US moves closer to approving second coronavirus vaccine from Moderna
Second vaccine urgently needed as cases, hospitalisations and deaths climb to new highs ahead of the holidays
The head of the Food and Drug Administration (FDA) has said his agency will move to quickly authorise a second Covid-19 vaccine for the US to fight the pandemic, hours after the shot won the key endorsement of a government advisory panel.
FDA commissioner Stephen Hahn said in a statement that regulators have communicated their plans to pharmaceutical company Moderna, which co-developed the vaccine with the National Institutes of Health.
The announcement came after a panel of FDA advisers, in a 20-0 vote, ruled that the benefits of the vaccine outweighed the risks for those 18-years-old and up.
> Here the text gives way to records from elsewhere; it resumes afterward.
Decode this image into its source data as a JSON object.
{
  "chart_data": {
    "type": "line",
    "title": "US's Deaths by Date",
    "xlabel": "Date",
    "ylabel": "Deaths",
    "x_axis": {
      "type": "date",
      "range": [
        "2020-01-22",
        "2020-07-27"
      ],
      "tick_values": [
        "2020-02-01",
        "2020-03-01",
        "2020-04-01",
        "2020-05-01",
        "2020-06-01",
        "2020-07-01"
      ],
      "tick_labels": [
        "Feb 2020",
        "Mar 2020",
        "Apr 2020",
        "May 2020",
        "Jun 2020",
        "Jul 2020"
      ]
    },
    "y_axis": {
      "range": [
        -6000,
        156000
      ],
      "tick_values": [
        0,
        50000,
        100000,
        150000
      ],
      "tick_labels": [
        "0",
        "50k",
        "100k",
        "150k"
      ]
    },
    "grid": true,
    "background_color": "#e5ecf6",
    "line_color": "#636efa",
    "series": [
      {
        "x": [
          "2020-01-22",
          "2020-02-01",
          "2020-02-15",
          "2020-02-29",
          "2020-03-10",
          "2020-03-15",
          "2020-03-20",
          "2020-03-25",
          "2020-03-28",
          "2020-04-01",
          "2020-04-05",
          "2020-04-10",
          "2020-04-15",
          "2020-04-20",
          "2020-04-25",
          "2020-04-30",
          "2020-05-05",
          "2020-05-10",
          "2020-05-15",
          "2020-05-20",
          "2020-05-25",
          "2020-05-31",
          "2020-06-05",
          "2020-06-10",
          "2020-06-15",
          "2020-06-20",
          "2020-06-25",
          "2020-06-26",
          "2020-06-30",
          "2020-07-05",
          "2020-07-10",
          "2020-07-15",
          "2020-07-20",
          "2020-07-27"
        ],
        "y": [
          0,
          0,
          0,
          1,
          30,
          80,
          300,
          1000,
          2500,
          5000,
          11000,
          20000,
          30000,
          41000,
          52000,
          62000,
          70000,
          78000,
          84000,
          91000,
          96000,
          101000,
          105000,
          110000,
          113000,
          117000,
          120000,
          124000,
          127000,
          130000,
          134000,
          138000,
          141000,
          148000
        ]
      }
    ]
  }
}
Once FDA’s emergency use authorisation is granted, Moderna will begin shipping millions of doses, earmarked for health workers and nursing home residents, to boost the largest vaccination effort in US history.
The campaign kicked off earlier this week with the first vaccine approved in the US, developed by Pfizer and BioNTech.
Moderna’s shot showed similarly strong effectiveness, providing 94 per cent protection against Covid-19 in the company’s ongoing study of 30,000 people.
After eight hours of discussion over technical details of the company’s study and follow-up plans, nearly all panelists backed making the vaccine available to help fight the pandemic. One panel member abstained.
“The evidence that has been studied in great detail on this vaccine highly outweighs any of the issues we’ve seen,” said doctor Hayley Gans of Stanford University Medical Centre.
A second vaccine is urgently needed as coronavirus infections, hospitalisations and deaths climb to new highs ahead of the holidays.
The US leads the world in virus totals, with more than 1.6 million confirmed cases and more than 310,000 reported deaths.
Moderna’s vaccine uses the same groundbreaking technology as Pfizer-BioNTech’s shot.
Most traditional vaccines use dead or weakened virus, but both of the new vaccines use snippets of Covid-19’s genetic code to train the immune system to detect and fight the virus. Both require two doses; Moderna’s is four weeks apart.